During the busy month of March 2008 when a lot of insurance policies are bought – Indian consumers bought bigger policies.
The average policy size compared to March 2007 was 64 per cent bigger in March this year according to a study on Indian life insurance by a global bank.
The trends are clear – while the stock market doldrums has made the common man sceptical about ULIP based policies that were driving the growth -- richer people are buying bigger insurance policies and mostly from private sector players.
"Highly-paid executives and businessmen are going for a lot of pure-protection term policies of high value," said Rahul Aggarwal who heads a Delhi based insurance brokerage.
The UBS study says that the insurance industry is facing a slowdown. The trend may continue in the financial year 2008-09.
The study also said that the market share of government owned Life Insurance Corporation fell during the year 2007-08 to 48.1 per cent and for March 2008 LIC’s share has fallen to even lower 42 per cent.
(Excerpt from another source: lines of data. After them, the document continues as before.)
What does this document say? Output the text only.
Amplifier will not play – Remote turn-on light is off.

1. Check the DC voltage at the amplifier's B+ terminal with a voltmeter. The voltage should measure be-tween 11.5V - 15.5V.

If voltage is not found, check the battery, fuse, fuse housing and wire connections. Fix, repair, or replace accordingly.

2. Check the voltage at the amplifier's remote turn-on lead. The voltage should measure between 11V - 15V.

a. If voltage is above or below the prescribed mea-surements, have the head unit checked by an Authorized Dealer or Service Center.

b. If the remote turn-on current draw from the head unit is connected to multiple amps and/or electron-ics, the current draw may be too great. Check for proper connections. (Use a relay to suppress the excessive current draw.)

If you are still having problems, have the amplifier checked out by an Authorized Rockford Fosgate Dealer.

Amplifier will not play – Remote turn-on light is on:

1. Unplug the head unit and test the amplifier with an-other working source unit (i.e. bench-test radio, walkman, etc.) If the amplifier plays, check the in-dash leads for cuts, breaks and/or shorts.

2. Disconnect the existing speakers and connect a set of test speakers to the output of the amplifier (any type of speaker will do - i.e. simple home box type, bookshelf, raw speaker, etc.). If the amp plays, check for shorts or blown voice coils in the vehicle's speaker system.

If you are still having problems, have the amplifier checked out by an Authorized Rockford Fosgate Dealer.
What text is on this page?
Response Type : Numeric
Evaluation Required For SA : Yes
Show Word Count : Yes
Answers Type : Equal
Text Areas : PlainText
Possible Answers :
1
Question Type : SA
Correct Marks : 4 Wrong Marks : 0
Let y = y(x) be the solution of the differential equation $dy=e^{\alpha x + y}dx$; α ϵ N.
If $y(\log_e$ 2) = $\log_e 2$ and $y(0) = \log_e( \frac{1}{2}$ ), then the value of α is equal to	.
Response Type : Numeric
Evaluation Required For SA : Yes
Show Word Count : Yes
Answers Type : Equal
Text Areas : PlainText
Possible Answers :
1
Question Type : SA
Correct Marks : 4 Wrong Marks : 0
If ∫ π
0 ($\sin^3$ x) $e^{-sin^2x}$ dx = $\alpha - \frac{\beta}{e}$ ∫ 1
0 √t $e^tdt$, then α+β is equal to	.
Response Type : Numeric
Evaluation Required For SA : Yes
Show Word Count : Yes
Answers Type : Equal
For the first time the private sector insurance players have more than half the market.
Aggarwal adds: "The traditional buyer insurance who would use it to park some funds in the markets and also do some tax savings seem to have postponed their investment."
S Krishnamurthy, the former managing director of SBI Life Insurance and currently heading insurance sector consultants Watson Wyatt in India adds: "This should be an opportunity for the industry to focus more on traditional and protection products and less on the ULIPs." He added: "It seems the agents of LIC did not target high –networth individuals whom the private sector players did. The aam janata seems to have moved away from the ULIP-based policies."
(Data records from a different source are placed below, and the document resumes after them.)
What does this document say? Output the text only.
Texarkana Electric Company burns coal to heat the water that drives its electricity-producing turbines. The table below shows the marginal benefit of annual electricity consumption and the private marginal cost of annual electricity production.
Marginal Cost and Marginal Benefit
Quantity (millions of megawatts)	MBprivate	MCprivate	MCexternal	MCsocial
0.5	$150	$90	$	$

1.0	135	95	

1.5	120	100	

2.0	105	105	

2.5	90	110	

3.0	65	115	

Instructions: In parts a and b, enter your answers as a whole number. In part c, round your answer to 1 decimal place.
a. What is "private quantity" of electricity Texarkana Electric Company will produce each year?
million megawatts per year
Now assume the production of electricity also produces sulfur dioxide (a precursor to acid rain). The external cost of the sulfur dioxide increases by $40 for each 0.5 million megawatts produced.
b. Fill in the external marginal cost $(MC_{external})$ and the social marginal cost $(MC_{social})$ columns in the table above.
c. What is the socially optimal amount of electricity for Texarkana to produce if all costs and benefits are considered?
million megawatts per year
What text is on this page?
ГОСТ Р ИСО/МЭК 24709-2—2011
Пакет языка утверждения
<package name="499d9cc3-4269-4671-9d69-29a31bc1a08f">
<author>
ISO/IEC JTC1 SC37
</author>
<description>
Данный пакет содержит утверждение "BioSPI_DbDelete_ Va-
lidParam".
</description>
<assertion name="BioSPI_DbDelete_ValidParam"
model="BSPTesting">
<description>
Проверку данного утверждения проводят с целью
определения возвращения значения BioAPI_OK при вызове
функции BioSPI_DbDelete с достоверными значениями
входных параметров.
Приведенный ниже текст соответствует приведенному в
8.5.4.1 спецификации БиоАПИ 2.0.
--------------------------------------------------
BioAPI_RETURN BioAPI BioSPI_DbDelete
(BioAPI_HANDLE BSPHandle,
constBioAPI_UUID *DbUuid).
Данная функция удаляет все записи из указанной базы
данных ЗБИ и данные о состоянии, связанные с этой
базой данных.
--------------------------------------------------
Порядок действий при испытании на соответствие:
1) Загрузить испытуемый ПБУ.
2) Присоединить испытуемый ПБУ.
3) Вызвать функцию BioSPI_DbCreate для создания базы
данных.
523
The UBS report said that while in March 2007 the life insurance sector saw a 90 per cent plus growth, March 2008 shows a 53 per cent growth only. It added that in March 2008 LIC grew only at 16.4 per cent while the private players grew at 83.7 per cent. In 2007 March the private players had grown at 103.8 per cent.
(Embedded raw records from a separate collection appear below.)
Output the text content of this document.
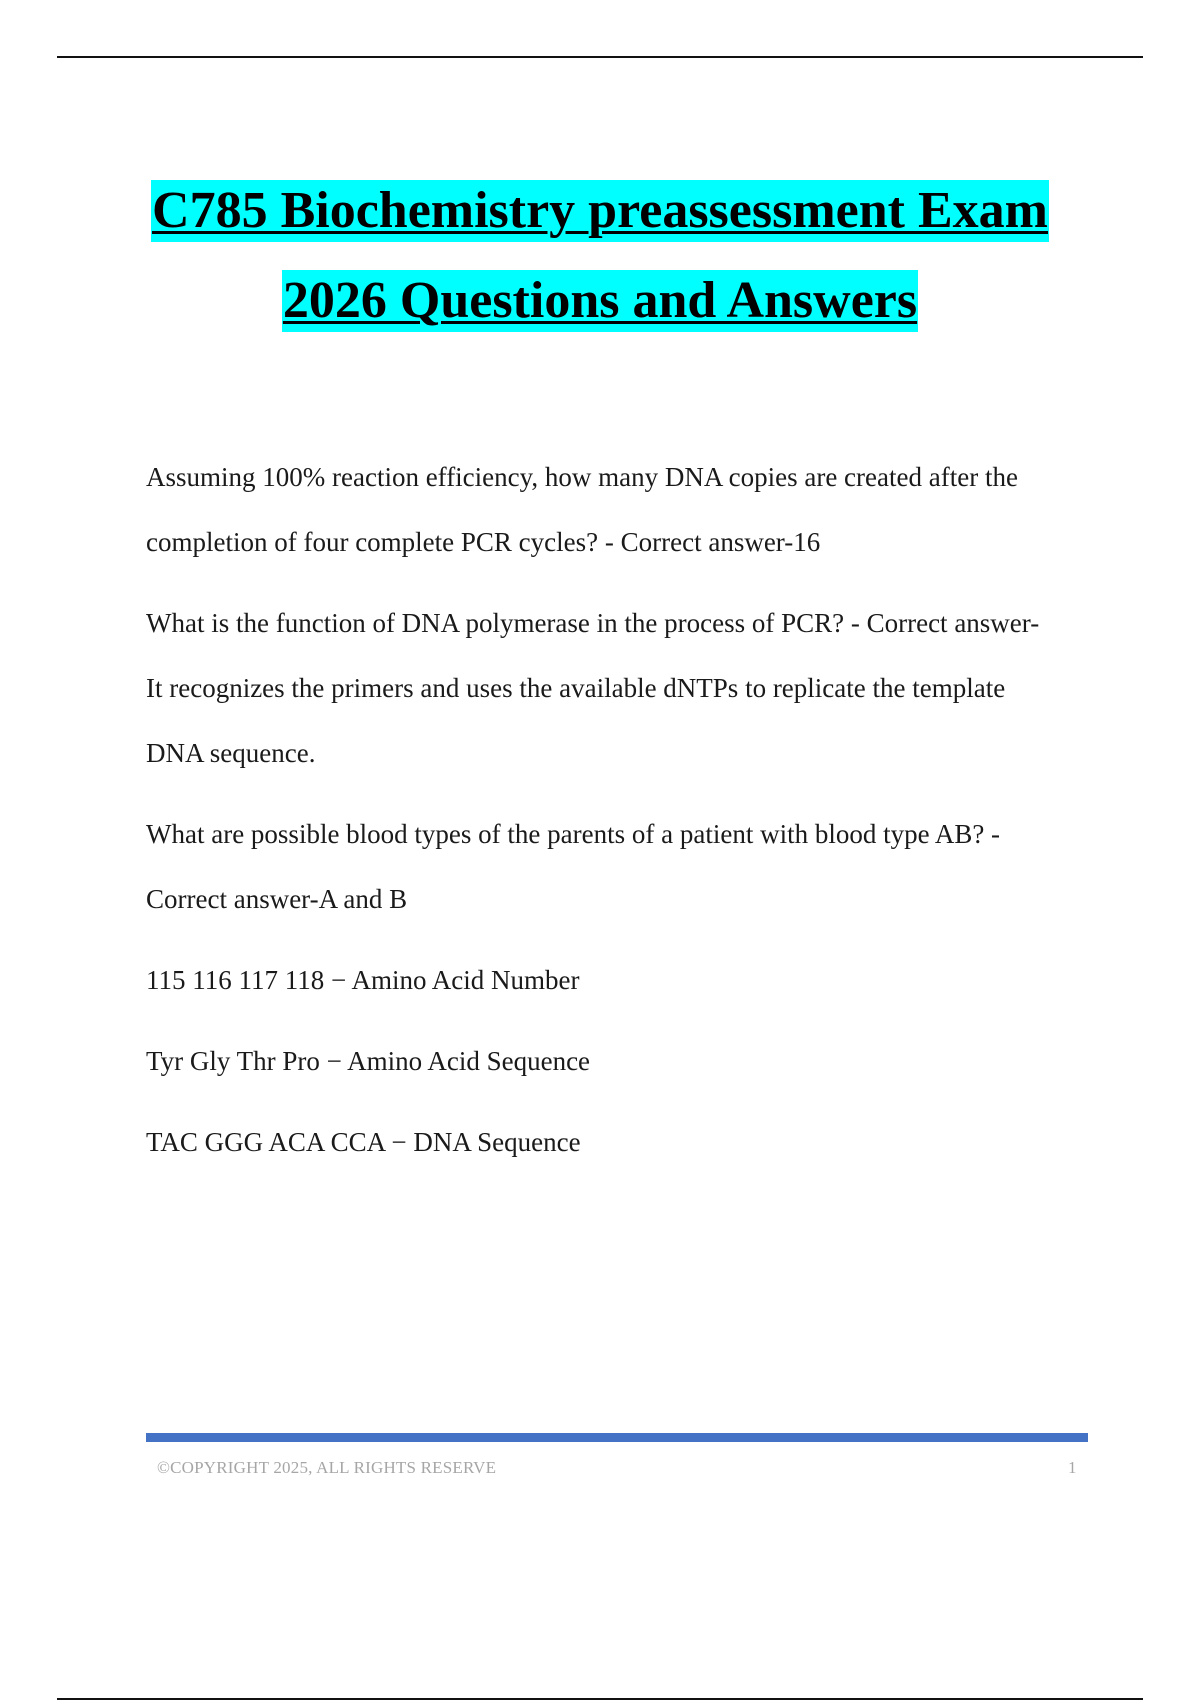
C785 Biochemistry preassessment Exam
2026 Questions and Answers
Assuming 100% reaction efficiency, how many DNA copies are created after the
completion of four complete PCR cycles? - Correct answer-16
What is the function of DNA polymerase in the process of PCR? - Correct answer-
It recognizes the primers and uses the available dNTPs to replicate the template
DNA sequence.
What are possible blood types of the parents of a patient with blood type AB? -
Correct answer-A and B
115 116 117 118 − Amino Acid Number
Tyr Gly Thr Pro − Amino Acid Sequence
TAC GGG ACA CCA − DNA Sequence
©COPYRIGHT 2025, ALL RIGHTS RESERVE	1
It says: "We have currently forecast new business to grow at 40-60 per cent. With weak March 2008 trends we expect the private sector to grow at 30-35 per cent against our earlier assumption of 45-50 per cent." The message for the insurance industry is loud and clear and Krishnamurthy of Watson Wyatt sums it up: "It is time for a course correction for the industry and time to launch a variety of products focussed on protection."